The DB tables do not contain any foreign keys and I am not able to modify the database. I think this means that select_related is out of the question.

My attempt is

modelForTable1.objects.prefetch_related('machinenumber__machinenumberids_set', 'clientid__machinenumberids_set')

My 3 questions are:

  1. Am I on the right track?
  2. If I am doing joins with more than one table, should I be chaining them together? Or should I put putting everything as parameters into the method? For example modelForTable1.objects.prefetch_related('machinenumber__machinenumberids_set', 'clientid__machinenumberids_set', 'clientid__anothertable_set')
  3. Is there a better way of doing joins that do not modify the existing DB?

Thanks in advance!

The select_related and prefetch_related functions have nothing do to with being able to join tables. They are only a performance-enhancement facility. (Well, not strictly true, but close enough for this discussion.)

You don’t specify joins. The ORM will join tables as necessary based on ForeignKey fields.

Now, if you don’t have any foreign keys, then you can’t join tables together directly. Depending upon what the precise needs are, you might be able to augment results using aggregation or annotation. But as often as not, you’ll still end up needed to do extra queries for this.

Hm I’m convinced that the above does have to do with joins! Django Docs say that select_related works by creating an SQL join and including the fields of the related object in the SELECT statement, but maybe I misinterpreted your statement.

It sounds like the best thing I can do is aggregation or annotation. Maybe it’s fine to take a performance hit.

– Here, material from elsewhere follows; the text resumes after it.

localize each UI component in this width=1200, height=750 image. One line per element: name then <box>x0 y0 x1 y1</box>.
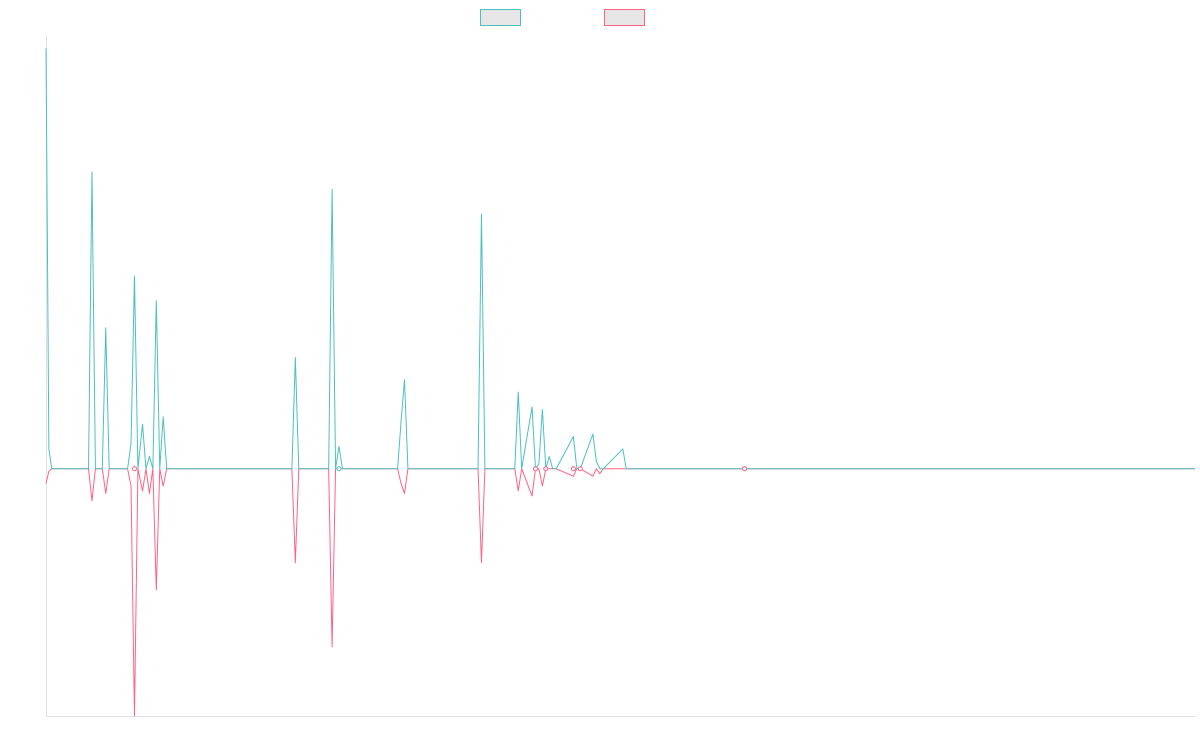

Actually, after a bit more searching, I came across this post where the top answer suggests that: The Django ForeignKey is different from SQL ForeignKey. Django ForeignKey just represent a relation, it can specify whether to use database constraints.

Does that mean I can actually just change my models to have foreignkey fields and it won’t affect accessing the DB and whatnot?

I think that may be the case here.

[Emphasis changed]

While select_related will cause the ORM to use joins in cases where it otherwise wouldn’t, it isn’t the only clause causing the ORM to use a join, and prefetch_related does something completely different.

Yet another case where SO may be doing more harm than good.

No, that interpretation is incorrect. A Django ForeignKey field is a database foreign key.

No, this is not correct. Your models are a Python representation of a database table, with the added possibility of adding functionality at the Python layer. Every field defined in your model must correspond to a column in the table.

That all really depends upon the specific query and the quantity of data involved. Whether or not there’s really going to be a performance hit is going to depend upon many factors. The PostgreSQL query planner really is quite amazing.